İhaleler zihin bulandırıyor
Okan Müderrisoğlu
Sabah 19.09.2005
17 Aralık
2004 Brüksel Zirvesi'nden dönüşte Başbakan Recep Tayyip Erdoğan'ın
yüzü gülüyordu. Başbakan, ayağının tozuyla Maliye Bakanlığı'nda
düzenlenen "vergi indirimi" toplantısına katılmıştı. AB sürecinin
yaratacağı "sürpriz gelirler"den söz etmiş, örnek olarak o
tarihlerde sonuçlanan araç muayene istasyonları ihalesini
göstermişti. 613.5 milyon dolarlık teklifin hayal bile edilemediğini
söyledi. Bu tür sürpriz kaynakların gelecek yıllarda hem bütçeyi hem
de halkı rahatlatmak için kullanılacağını anlattı.
Erdoğan,
tespitlerinde haklı çıktı. Telekom'un blok satış ihalesi, THY ve
Petkim halka arzları, İstanbul Atatürk Havalimanı işletme hakkı
devri, Mersin Limanı'nın 36 yıllığına kiralanması, Tüpraş'ın yüzde
51 hissesi rekor tekliflere sahne oldu. Özelleştirmenin altın yılı
yaşanırken perde gerisindeki soru işaretleri başarıyı "gölgelemeye"
başladı.
Vekiller asil oldu ama
Özelleştirme
İdaresi'nde bugün rol alan kadro, Başbakan Yardımcısı Abdüllatif
Şener tarafından atandı. Şener daha sonra özelleştirmenin
sorumluluğunu bıraktı. "Vekaleten getirdim. Performanslarına
bakacağım" dediği isimler, sonradan asıl oyuncu oldu. Özelleştirme
kurmayları, son iki yılda öğrenme sürecinden geçti. 2004 yılında
Tüpraş'ın yüzde 65.7 hissesinin blok olarak satılmak istenmesi
yanlıştı. Nitekim ikinci ihale, "yüzde 14.7 borsa satışı+yüzde 51
blok satış" olarak formüle edildi.
Tekel'in sigara bölümünün satış yöntemi de
yanlıştı. Holding kimliğindeki Tekel'de şirket bilançoları
ayrıştırılmadan, müşteriye fabrika ve stoklar bile gösterilemeden
yapılmak istenen satış hayal kırıklığı ile sonuçlandı. Beklentiler
yüksek tutuldu. İstenen fiyat çıkmadı. Daha hazırlıklı çıkılan
ikinci ihalede ise yüksek vergiler ve kaçak sigara pazarı nedeniyle
müşteri bulunamadı.
Gelelim Tüpraş'a... Eğer birinci ihale
doğru ise ikincisi ne? İkincisi doğru ise birincisini savunmanın
anlamı var mı? Bugün özelleştirme yönetimi çıkıp, yüzde 14.76'lık
Tüpraş hissesini blok satıştan önce elden çıkarmakla iyi yaptık.

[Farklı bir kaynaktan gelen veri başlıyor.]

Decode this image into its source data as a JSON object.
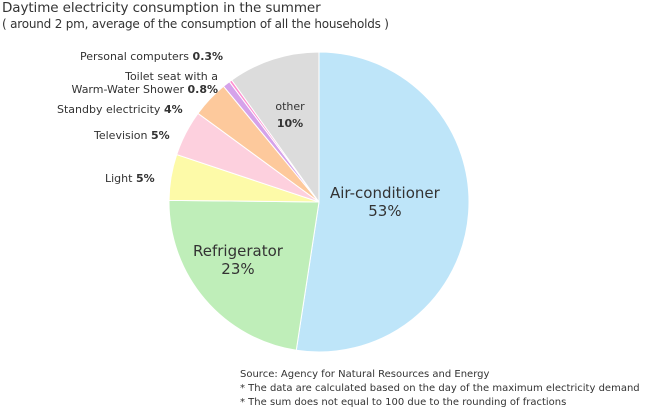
{
  "chart_data": {
    "type": "pie",
    "title": "Daytime electricity consumption in the summer",
    "subtitle": "( around 2 pm, average of the consumption of all the households )",
    "slices": [
      {
        "name": "Air-conditioner",
        "value": 53,
        "value_label": "53%",
        "color": "#bee5f9"
      },
      {
        "name": "Refrigerator",
        "value": 23,
        "value_label": "23%",
        "color": "#bfeeb9"
      },
      {
        "name": "Light",
        "value": 5,
        "value_label": "5%",
        "color": "#fdfaa8"
      },
      {
        "name": "Television",
        "value": 5,
        "value_label": "5%",
        "color": "#fdd0de"
      },
      {
        "name": "Standby electricity",
        "value": 4,
        "value_label": "4%",
        "color": "#fdc99c"
      },
      {
        "name": "Toilet seat with a Warm-Water Shower",
        "name_line1": "Toilet seat with a",
        "name_line2": "Warm-Water Shower",
        "value": 0.8,
        "value_label": "0.8%",
        "color": "#d5a2ea"
      },
      {
        "name": "Personal computers",
        "value": 0.3,
        "value_label": "0.3%",
        "color": "#ff8fd0"
      },
      {
        "name": "other",
        "value": 10,
        "value_label": "10%",
        "color": "#dcdcdc"
      }
    ]
  },
  "notes": {
    "source": "Source: Agency for Natural Resources and Energy",
    "note1": "* The data are calculated based on the day of the maximum electricity demand",
    "note2": "* The sum does not equal to 100 due to the rounding of fractions"
  }
}
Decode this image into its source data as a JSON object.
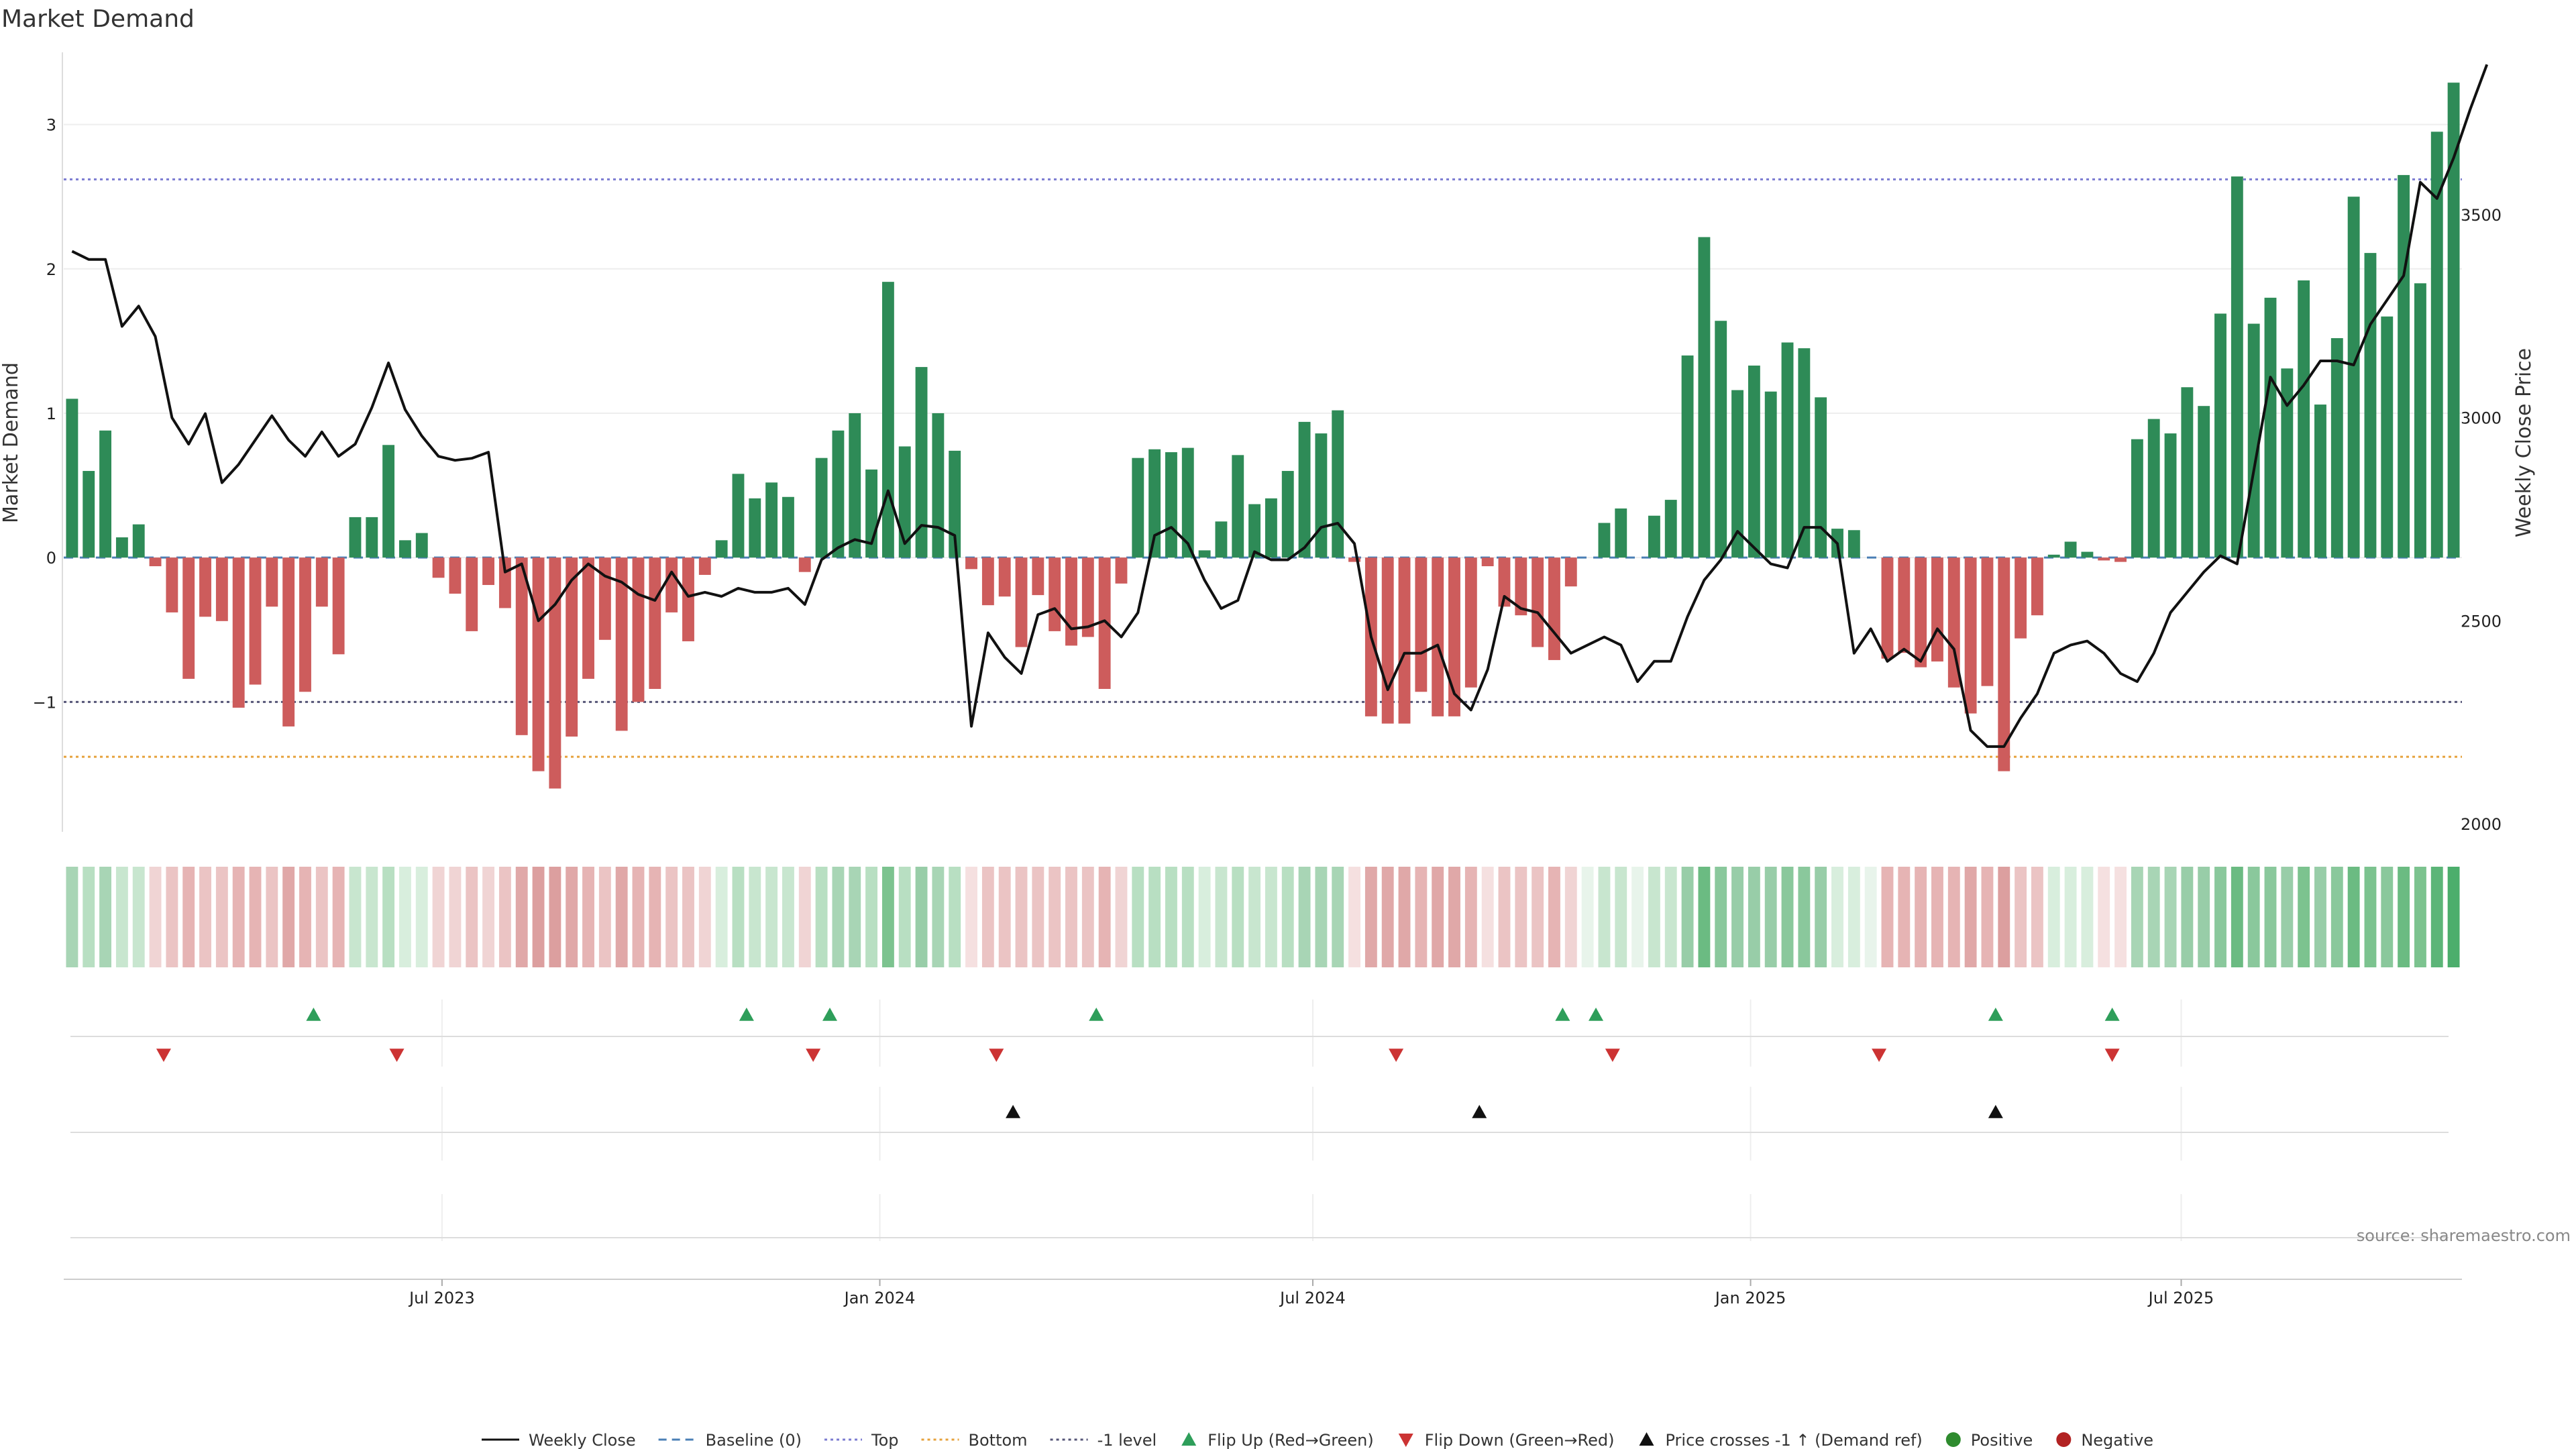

Yoksa, Tüpraş'ın yönetim hissesine talip olacak gruplar, sonradan
halka arz edilecek azınlık hisselerinin piyasayı düşüreceğini
düşünerek iskontolu teklif verirlerdi diyebiliyor. Sermaye
piyasalarını iyi bilenler ise yüzde 14.7 hisse ile Sami Ofer
Tüpraş'ın ikinci büyük ortağı konumunda. Büyük ölçekli küçük ortak
yaratmak şirketi baskı altında tutabilir görüşünde.
Özelleştirme İdaresi'nin, hisseleri
borsada işlem gören kamu şirketlerine ait azınlık paylarını satmak
için Özelleştirme Yüksek Kurulu'ndan aldığı yetkiyi kamuoyu ile
paylaşmayıp, 1995 yılındaki bir yazıyı gerekçe göstermesi de ikna
edici olmuyor. 1995'te satacağım diye ilan edip, satmayan ve
piyasayı dalgalandırdığı anlaşılan Özelleştirme yönetimi ikaz
ediliyor. O tarihteki SPK yazısının Mart 2005'teki işleme dayanak
gösterilmesi, 10 yıl önce vur emri alan askerin, terhis olduktan
sonra adam vurup sonra da bu yetkisini hatırlatmasına benzetiliyor.
2 gün neden
beklendi?
Tüpraş'taki yüzde
14.76 hissenin satışında başka ilginç noktalar da var.
Özelleştirme'nin danışmanı İş Yatırım'a, yılbaşında gayri resmi
olarak piyasada nabız yoklatıldığı ve olumlu sinyal gelmediği
belirtiliyor. İdare, buna rağmen o günkü şartlarda iyi bir fiyattan
ve yüzde 7 gibi makul indirimle hisse satışını gerçekleştiriyor.
Fakat hızla sonuçlanması gereken satış, aslında gecikiyor. 28
Şubat'ta Ankara'da olduğu bilinen Global'in patronu Mehmet Kutman'ın
uzmanları, nedense bazı belgeleri tamamlayamıyor. Özelleştirme
yönetimi sıkıntılı saatler yaşıyor. Bir ara satış yetkisini iptal
etmeyi bile düşünüyor. Ne olduğunu bilemediğimiz bazı belgeler 2.
gün geliyor. Jet satış güç bela tamamlanıyor. Hal böyle olunca bu
tür ihalelerle ilgili iddialar zihinleri bulandırıyor.